OF THE TRIBULATION P RIBADENEIRA 1557- 1611
TREATISE OF THE TRIBULATION OF Fr. RIVADENEIRA
The hunting birds have already left, the first frosts are falling and the trees are stripped of their greenery. When the leaf falls, the death of the terminally ill is predicted.
On this cold afternoon I read the “De Tribulatione” of the great Jesuit ascetic P. Ribadeneira about whose life we know little. Except that he had a bad time at the Sorbonne for not being chosen to be part of the first promotion at the Company's Foundation.

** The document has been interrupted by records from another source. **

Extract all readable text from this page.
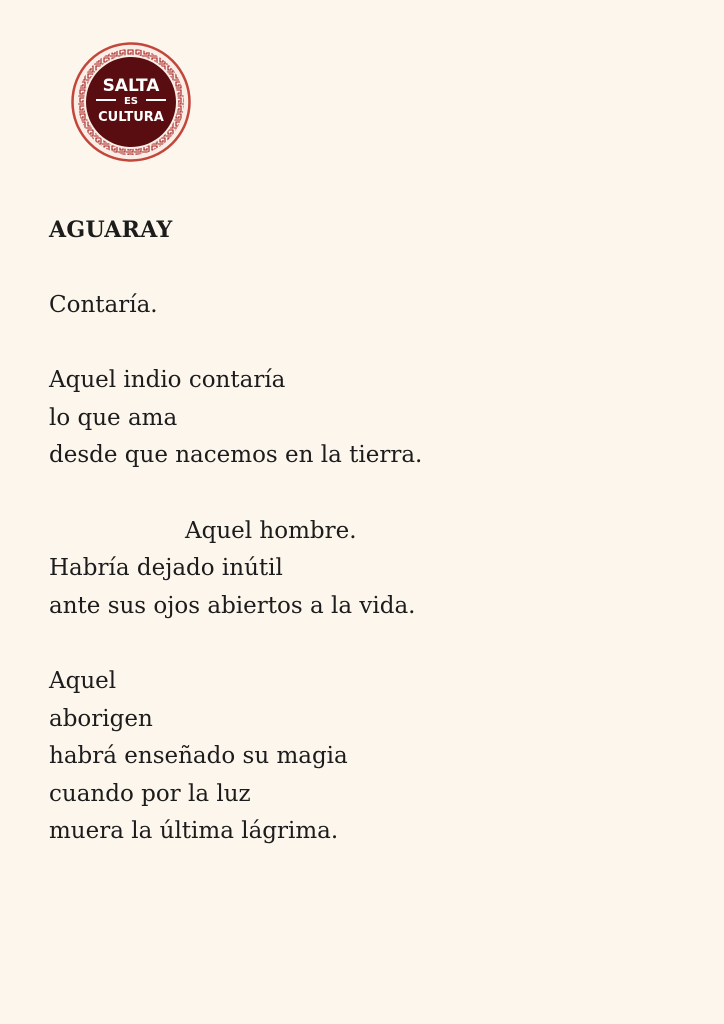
SALTA
ES
CULTURA
AGUARAY
Contaría.
Aquel indio contaría
lo que ama
desde que nacemos en la tierra.
Aquel hombre.
Habría dejado inútil
ante sus ojos abiertos a la vida.
Aquel
aborigen
habrá enseñado su magia
cuando por la luz
muera la última lágrima.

Even so, he wrote the biography of Saint Ignatius, a prodigy of Castilian prose. In his considerations of the tribulation he comes, if not to correct Sto. Thomas in his interpretation of pain ─God does not create evil, he allows it─; He, however, maintains that pain is a catharsis and serves as a purification to the Christian life of the sinner.
So how do you explain the killing of Palestinian children, they are innocent?
Good. The wise Jesuit maintains that God has nothing to do with this genocide. It is the work of sin, ambition, arrogance, cruelty, impiety, follies.
How then does he not punish the tyrant? Well, here we enter the theology of free will advocated by the council fathers in Trent, especially Arias Montano.
In contradiction to the Protestants who preached salvation by faith without works. The just never sins. So the tyrant has free rein to act as he pleases?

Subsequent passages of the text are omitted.